3. Le témoignage de l’humanité et de la beauté de l’expérience chrétienne de la famille devra donc nous inspirer encore plus à fond. L’Église dispense l’amour de Dieu pour la famille en vue de sa mission d’amour pour toutes les familles du monde. L’Église, qui se reconnaît comme un peuple familial, voit dans la famille l’image de l’alliance de Dieu avec la famille humaine tout entière. Et l’apôtre affirme que c’est un grand mystère, en référence au Christ et à l’Église (cf. Ép 5,32). La charité de l’Église nous engage donc à développer, sur le plan doctrinal et pastoral, notre capacité à lire et interpréter, pour notre temps, la vérité et la beauté du dessein créateur de Dieu. L’irradiation de ce projet divin, dans la complexité de la condition actuelle, requiert une intelligence d’amour particulière. Ainsi qu’un fort engagement évangélique animé d’une grande compassion et miséricorde pour la vulnérabilité et la faillibilité de l’amour entre les êtres humains.

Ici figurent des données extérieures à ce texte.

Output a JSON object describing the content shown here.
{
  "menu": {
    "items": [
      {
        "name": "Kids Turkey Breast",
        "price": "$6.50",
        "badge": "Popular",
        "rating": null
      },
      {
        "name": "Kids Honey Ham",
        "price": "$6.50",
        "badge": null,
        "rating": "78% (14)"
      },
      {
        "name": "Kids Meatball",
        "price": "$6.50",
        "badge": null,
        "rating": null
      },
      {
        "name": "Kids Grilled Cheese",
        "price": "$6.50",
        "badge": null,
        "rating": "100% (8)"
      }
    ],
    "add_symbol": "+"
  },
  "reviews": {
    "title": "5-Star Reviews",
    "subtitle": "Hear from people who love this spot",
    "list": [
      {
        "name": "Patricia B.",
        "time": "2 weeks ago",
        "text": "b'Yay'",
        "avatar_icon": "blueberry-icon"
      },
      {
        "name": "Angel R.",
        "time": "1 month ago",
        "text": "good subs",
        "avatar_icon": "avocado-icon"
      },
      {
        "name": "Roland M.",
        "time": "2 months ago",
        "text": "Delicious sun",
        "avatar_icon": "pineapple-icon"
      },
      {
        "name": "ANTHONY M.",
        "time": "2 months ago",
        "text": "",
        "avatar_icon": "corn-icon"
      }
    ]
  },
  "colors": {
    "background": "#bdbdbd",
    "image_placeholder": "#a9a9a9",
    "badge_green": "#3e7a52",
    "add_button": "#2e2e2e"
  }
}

Il est nécessaire de s’appliquer avec un plus grand enthousiasme au rachat – je dirais presque à la réhabilitation – de cette extraordinaire « invention » de la création divine. Ce rachat doit être pris au sérieux, dans le sens doctrinal comme dans le sens pratique, pastoral et du témoignage. Les dynamiques du rapport entre Dieu, l’homme et la femme, et leurs enfants, sont la clé en or pour comprendre le monde et l’histoire, avec tout ce qu’ils contiennent. Et enfin, pour comprendre quelque chose de profond qui se trouve dans l’amour même de Dieu. Réussissons-nous à penser comme cela « en grand » ? Sommes-nous convaincus de la puissance de vie que porte ce projet de Dieu dans l’amour du monde ? Savons-nous arracher les nouvelles générations à la résignation et les reconquérir à l’audace de ce projet ?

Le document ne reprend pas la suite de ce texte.